O São João movimenta barracas, forró e economia — e em 2026 mostrou também uma mudança no jeito como o dinheiro circula entre os pequenos negócios do Nordeste. Segundo dados do Nu Empresas, segmento do Nubank voltado a pessoas jurídicas, o Pix ampliou sua fatia no mix de pagamentos recebidos pelos empreendedores da região durante as festividades juninas.
No dia 24 de junho, considerado o Dia de São João, a participação do Pix nos recebimentos dos clientes PJ do Nu Empresas cresceu 13% em relação à média das quartas-feiras anteriores. Foi o maior avanço registrado entre as cinco regiões do país, segundo o levantamento. O movimento foi puxado, provavelmente, pelas vendas de ambulantes, restaurantes e comércios ligados à festa junina, onde a praticidade do pagamento instantâneo faz diferença no caixa.
O crescimento da ferramenta, no entanto, não apagou a queda geral no volume de transações. Os dados apontam que o total recebido pelos pequenos negócios nordestinos no feriado recuou 39,2% frente à média habitual, reflexo direto da redução da atividade comercial convencional durante o dia festivo.

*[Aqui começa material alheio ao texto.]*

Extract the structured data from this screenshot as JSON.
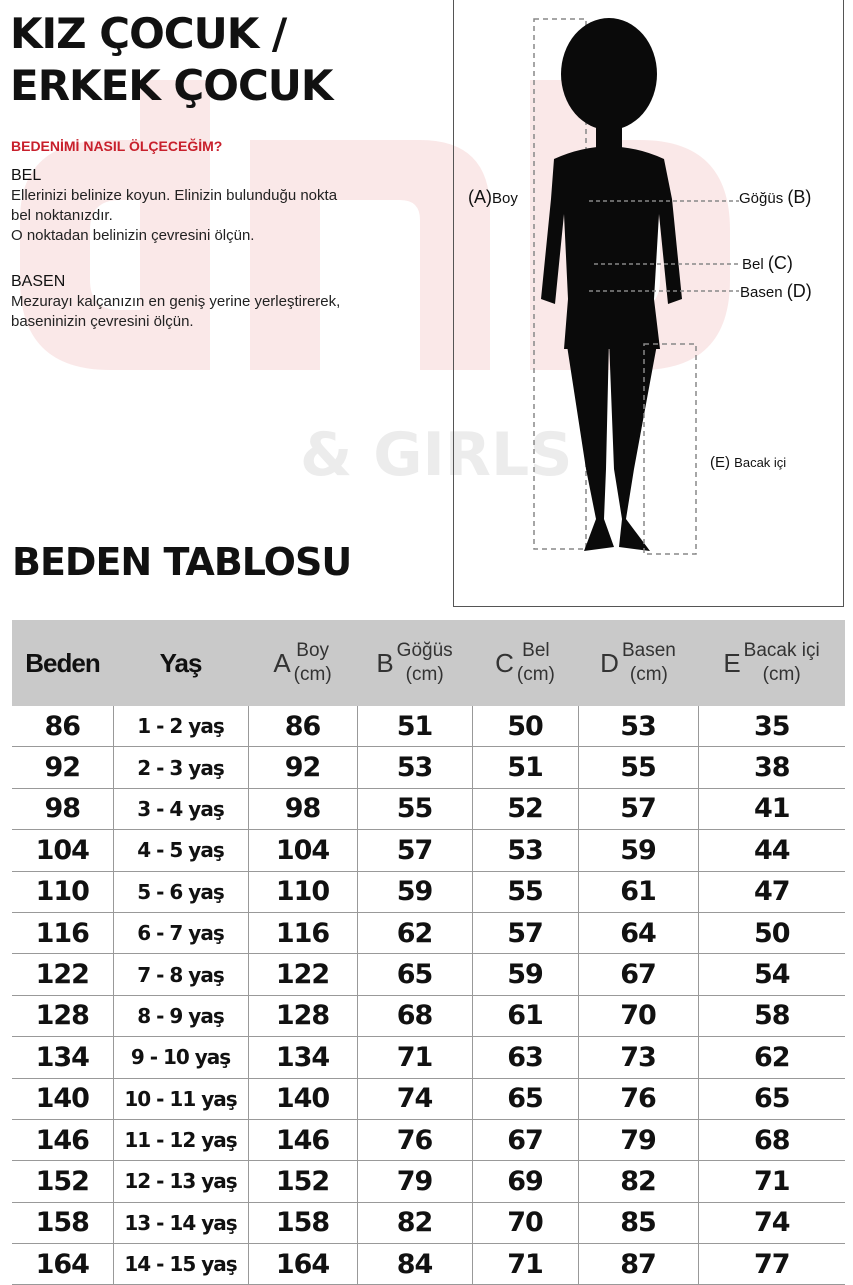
{
  "title_lines": [
    "KIZ ÇOCUK /",
    "ERKEK ÇOCUK"
  ],
  "howto": "BEDENİMİ NASIL ÖLÇECEĞİM?",
  "sections": [
    {
      "heading": "BEL",
      "lines": [
        "Ellerinizi belinize koyun. Elinizin bulunduğu nokta",
        "bel noktanızdır.",
        "O noktadan belinizin çevresini ölçün."
      ]
    },
    {
      "heading": "BASEN",
      "lines": [
        "Mezurayı kalçanızın en geniş yerine yerleştirerek,",
        "baseninizin çevresini ölçün."
      ]
    }
  ],
  "figure": {
    "labels": {
      "a": "(A)",
      "a_text": "Boy",
      "b_text": "Göğüs",
      "b": "(B)",
      "c_text": "Bel",
      "c": "(C)",
      "d_text": "Basen",
      "d": "(D)",
      "e": "(E)",
      "e_text": "Bacak içi"
    },
    "watermark": "& GIRLS"
  },
  "table_title": "BEDEN TABLOSU",
  "table": {
    "headers": [
      {
        "letter": "",
        "label": "Beden",
        "unit": ""
      },
      {
        "letter": "",
        "label": "Yaş",
        "unit": ""
      },
      {
        "letter": "A",
        "label": "Boy",
        "unit": "(cm)"
      },
      {
        "letter": "B",
        "label": "Göğüs",
        "unit": "(cm)"
      },
      {
        "letter": "C",
        "label": "Bel",
        "unit": "(cm)"
      },
      {
        "letter": "D",
        "label": "Basen",
        "unit": "(cm)"
      },
      {
        "letter": "E",
        "label": "Bacak içi",
        "unit": "(cm)"
      }
    ],
    "rows": [
      [
        "86",
        "1 - 2 yaş",
        "86",
        "51",
        "50",
        "53",
        "35"
      ],
      [
        "92",
        "2 - 3 yaş",
        "92",
        "53",
        "51",
        "55",
        "38"
      ],
      [
        "98",
        "3 - 4 yaş",
        "98",
        "55",
        "52",
        "57",
        "41"
      ],
      [
        "104",
        "4 - 5 yaş",
        "104",
        "57",
        "53",
        "59",
        "44"
      ],
      [
        "110",
        "5 - 6 yaş",
        "110",
        "59",
        "55",
        "61",
        "47"
      ],
      [
        "116",
        "6 - 7 yaş",
        "116",
        "62",
        "57",
        "64",
        "50"
      ],
      [
        "122",
        "7 - 8 yaş",
        "122",
        "65",
        "59",
        "67",
        "54"
      ],
      [
        "128",
        "8 - 9 yaş",
        "128",
        "68",
        "61",
        "70",
        "58"
      ],
      [
        "134",
        "9 - 10 yaş",
        "134",
        "71",
        "63",
        "73",
        "62"
      ],
      [
        "140",
        "10 - 11 yaş",
        "140",
        "74",
        "65",
        "76",
        "65"
      ],
      [
        "146",
        "11 - 12 yaş",
        "146",
        "76",
        "67",
        "79",
        "68"
      ],
      [
        "152",
        "12 - 13 yaş",
        "152",
        "79",
        "69",
        "82",
        "71"
      ],
      [
        "158",
        "13 - 14 yaş",
        "158",
        "82",
        "70",
        "85",
        "74"
      ],
      [
        "164",
        "14 - 15 yaş",
        "164",
        "84",
        "71",
        "87",
        "77"
      ]
    ]
  },
  "colors": {
    "accent": "#c8202c",
    "header_bg": "#c9c9c9"
  }
}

O que chama atenção é que essa mudança no comportamento de pagamento começou antes do feriado. Já na véspera, 23 de junho, a participação do Pix no mix de recebimentos dos pequenos negócios da região havia subido 16,6% em relação à média das terças-feiras anteriores. Ou seja: o cliente nordestino já chegava ao caixa com o celular na mão antes mesmo do Dia de São João.
O Nordeste concentra, historicamente, um dos maiores índices de uso do Pix entre empreendedores. Pesquisa do Sebrae aponta que a ferramenta já é a principal escolha de quase seis em cada dez pequenos empreendedores brasileiros para receber pagamentos, com predomínio nas regiões Norte e Nordeste. Especialistas atribuem o fenômeno à maior penetração do Pix em localidades onde o acesso a serviços financeiros tradicionais costumava ser mais restrito.
A análise do Nu Empresas considerou os recebimentos de clientes PJ no dia 24 de junho e na véspera, comparados à média das semanas anteriores. O comportamento foi observado em cidades que celebraram o São João como feriado oficial, entre elas Salvador, Recife, João Pessoa, Aracaju e Maceió.
A festa junina também segue sendo um dos principais motores da economia baiana. Em 2025, os festejos juninos atraíram mais de 1,8 milhão de visitantes e movimentaram cerca de R$ 2,3 bilhões na economia do estado, segundo dados da Secretaria de Turismo da Bahia. Para comerciantes, trabalhadores informais e pequenos empreendedores do interior, a época representa uma das maiores janelas do ano para ampliar a renda.
O resultado reforça o que os dados de mercado já vinham indicando: o Pix deixou de ser apenas uma opção e passou a ser o instrumento central das transações dos pequenos negócios, especialmente em momentos de alta circulação de pessoas e dinheiro fora do ambiente convencional de vendas.